At Buzzvil, we are keeping track of activities of more than 17 million user in more than 30 nations. Such activities include various screen-related activities, AD impressions, AD clicks, AD conversions and beyond. These data comes from multitude of sources and usually get stored in different types of databases ( MySQL, DynamoDB, Redis, and even S3). By having these data in a single storage, we were able to analyze cross-service and cross-platform metrics with ease.
Building and maintaining a data pipeline that directs the data from multiple sources to a single data warehouse was a challenge for our team. and here is how we did it!
Before we discuss the pipeline, Redshift, our main data warehouse is worth mentioning in this blog post. It has surprised us since the beginning and is continuing to do so. Redshift is an AWS-managed, SQL based columnar data warehouse suited for complex and large-scale analytics. It is a solution well adapted by many enterprises customers (Yelp, Coursera, Pinterest, etc.), to drive insight from various types of data generated from their customers. At Buzzvil, we adapted Redshift because of the following reasons:
1.Performance Performance Performance. (Redshift vs. BigQuery: The Full Comparison)
Columnar storage -> Only access columns that you need.
Complex queries involving multiple joins and aggregations are easily computable
Fast Data Ingestion (Ingest first, index and clean later)
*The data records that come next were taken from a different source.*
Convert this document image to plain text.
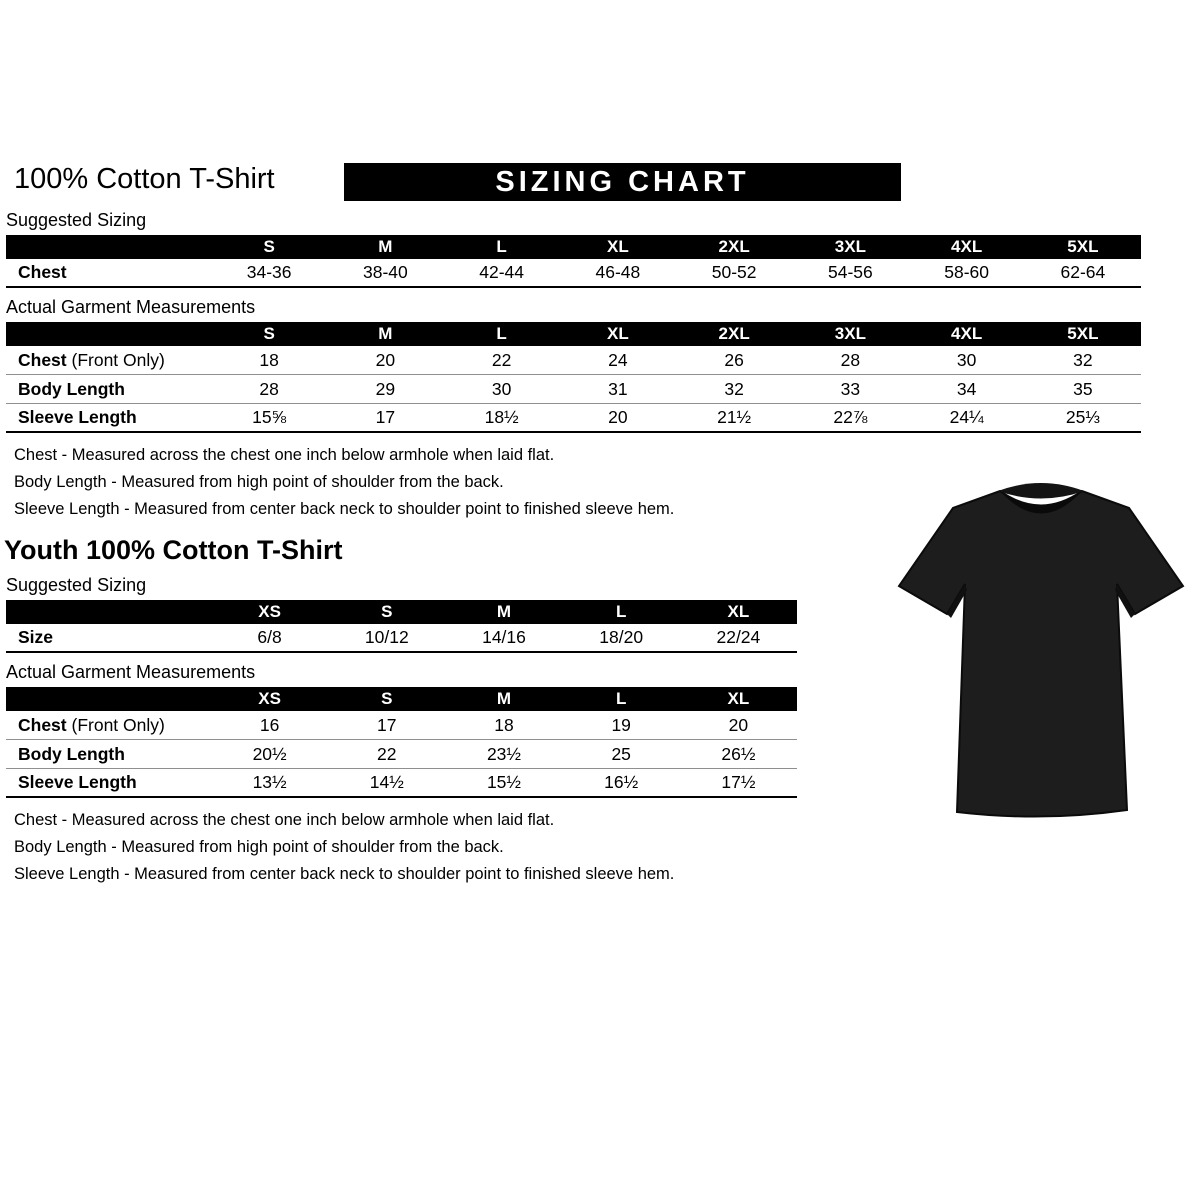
100% Cotton T-Shirt	SIZING CHART
Suggested Sizing
S	M	L	XL	2XL	3XL	4XL	5XL
Chest	34-36	38-40	42-44	46-48	50-52	54-56	58-60	62-64
Actual Garment Measurements
S	M	L	XL	2XL	3XL	4XL	5XL
Chest (Front Only)	18	20	22	24	26	28	30	32
Body Length	28	29	30	31	32	33	34	35
Sleeve Length	15⅝	17	18½	20	21½	22⅞	24¼	25⅓

Chest - Measured across the chest one inch below armhole when laid flat.

Body Length - Measured from high point of shoulder from the back.

Sleeve Length - Measured from center back neck to shoulder point to finished sleeve hem.

Youth 100% Cotton T-Shirt
Suggested Sizing
XS	S	M	L	XL
Size	6/8	10/12	14/16	18/20	22/24
Actual Garment Measurements
XS	S	M	L	XL
Chest (Front Only)	16	17	18	19	20
Body Length	20½	22	23½	25	26½
Sleeve Length	13½	14½	15½	16½	17½

Chest - Measured across the chest one inch below armhole when laid flat.

Body Length - Measured from high point of shoulder from the back.

Sleeve Length - Measured from center back neck to shoulder point to finished sleeve hem.
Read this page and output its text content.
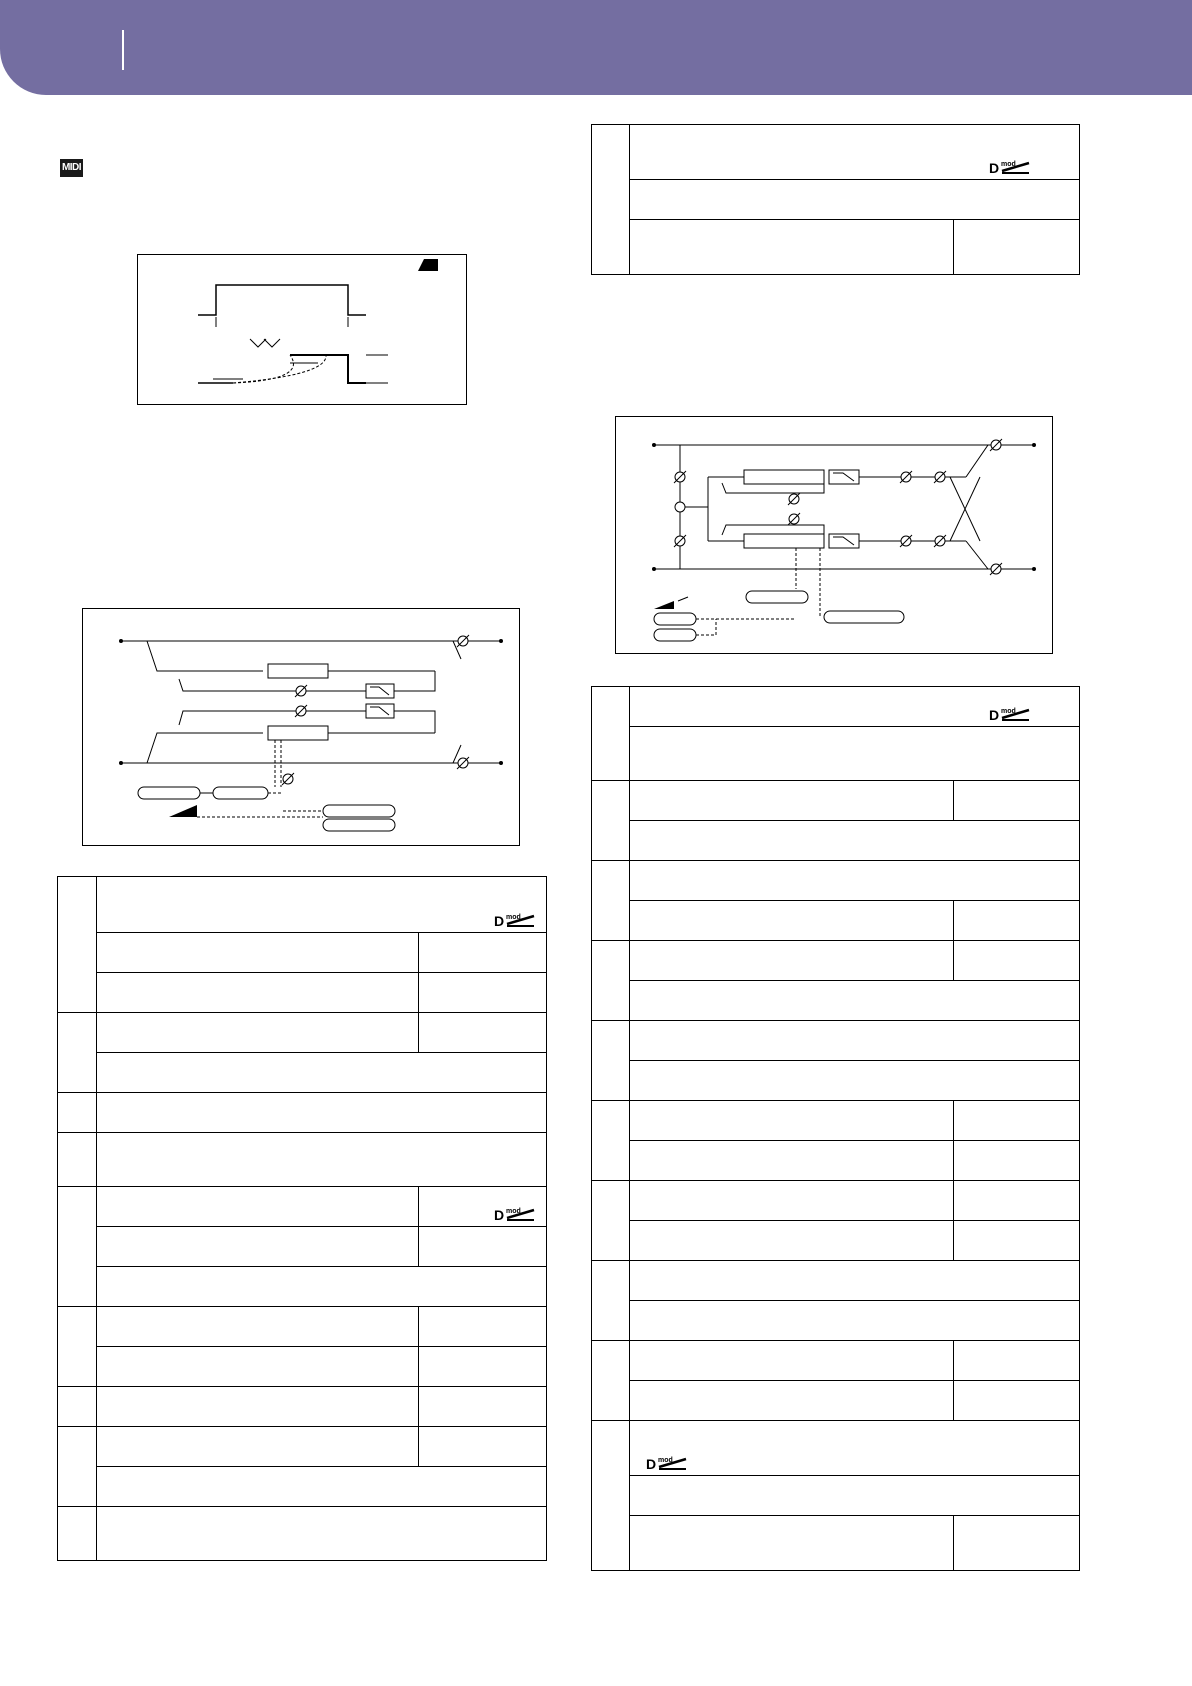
MIDI

D mod	

D mod

D mod	

D mod	

D mod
No need for extra complexity that comes from sharding or clustering
Since data are innately stored in nodes, horizontal scaling only involves adding additional nodes.
Fast and easy integration with other AWS services (Both Pro and Con)
However, there are some drawbacks as well:
a. Does not support multiple indices like other RDBMS
1 Distribution Key and 1 Sort Key
b. Does not enforce uniqueness or foreign key constraints like MySQL or other RDBMS
So, how do we get data into Redshift?
There are mainly 3 ways that we use to deliver data to Redshift.
1. Via Athena Preprocessing Batch jobs (Lockscreen activity, AD Allocation)
The primary reason for such preprocessing step is the sheer size of the incoming data. Some data might be too raw for analysts and data scientists to query directly. Thus, we utilized AWS Athena (https://aws.amazon.com/athena/) to leverage the fact that AWS only charges us for the size of the data read by the Athena query. If we are to preprocess the data through EMR or other MapReduce solutions, we might have to spend much more on computing costs in order to process more than
- Send data to S3
- Aggregate/Process using Athena
- Load the processed data into Redshift (COPY command)
- Serverless (No need to manage EMR clusters or servers)
- Cheap ($5 for each 1TB read from S3)
- During peak hours (12:00 AM UTC), some queries might fail. -> We do not recommend running mission-critical logics on Athena.
- Does not (yet) provide the full functionality of PRESTO DB.
2. Via Firehose (Impression, Clicks, Device, Events)
Kinesis Firehose is excellent as it not only provides a stable pipeline to various data destinations such as Redshift, Elasticsearch and S3, but also seamlessly integrates with Fluentd which provides a steady and stable stream of data from servers to firehose.
With firehose-fluentd integration, rather than having to manage two separate pipelines ( SERVER -> S3, S3 -> Redshift ), we only have to manage and monitor a single data pipeline from the source to the sink.
1.Create Firehose delivery stream with correct data format and ingestion period of your choice.
2. Setup and run Fluentd docker containers in each server.
3. Monitor as data is captured by Firehose and are sent to Redshift.
- Fast and Reliable Data Delivery
- Easy to monitor
- Schema change is not automatic (I have to manually alter the Redshift schema before)
3. Via MySQL Asynchronous Loads (Ads, Contents, Ad Provider, Ad Publishers)
In order to sync subsets of data from multiple RDS MySQL databases, we had to employ three different techniques to copy the relevant data to our Redshift cluster (This is the least glamorous option of the three)
Extract a full copy (dump) of a MySQL table and load them as SQL inserts into Redshift)
Start from the last pkey, read any new rows and copy them into Redshift
Start from the last updated_at timestamp, find any newly updated/created rows and copy them (after removing duplicates) into Redshift
- Fine tuned methods to meet the data characteristics
- Easier to manage compared to binlog replication methods.
- Have to manage separate servers or lambdas to handle the MySQL -> Redshift sync task
- Redshift ORM is yet mature to support smooth schema altering.
These three methods differ by the type of data that is being delivered to the target sink. For example, transactional, log type data would be delivered by firehose or be aggregated and then loaded to Redshift. On the other hand, fact tables from MySQL might be synced to Redshift via a specific type of CDC (change data capture) sync method. A combination of these 3 methods allows our analysts and BD managers to query cross-service or cross-platform data with ease.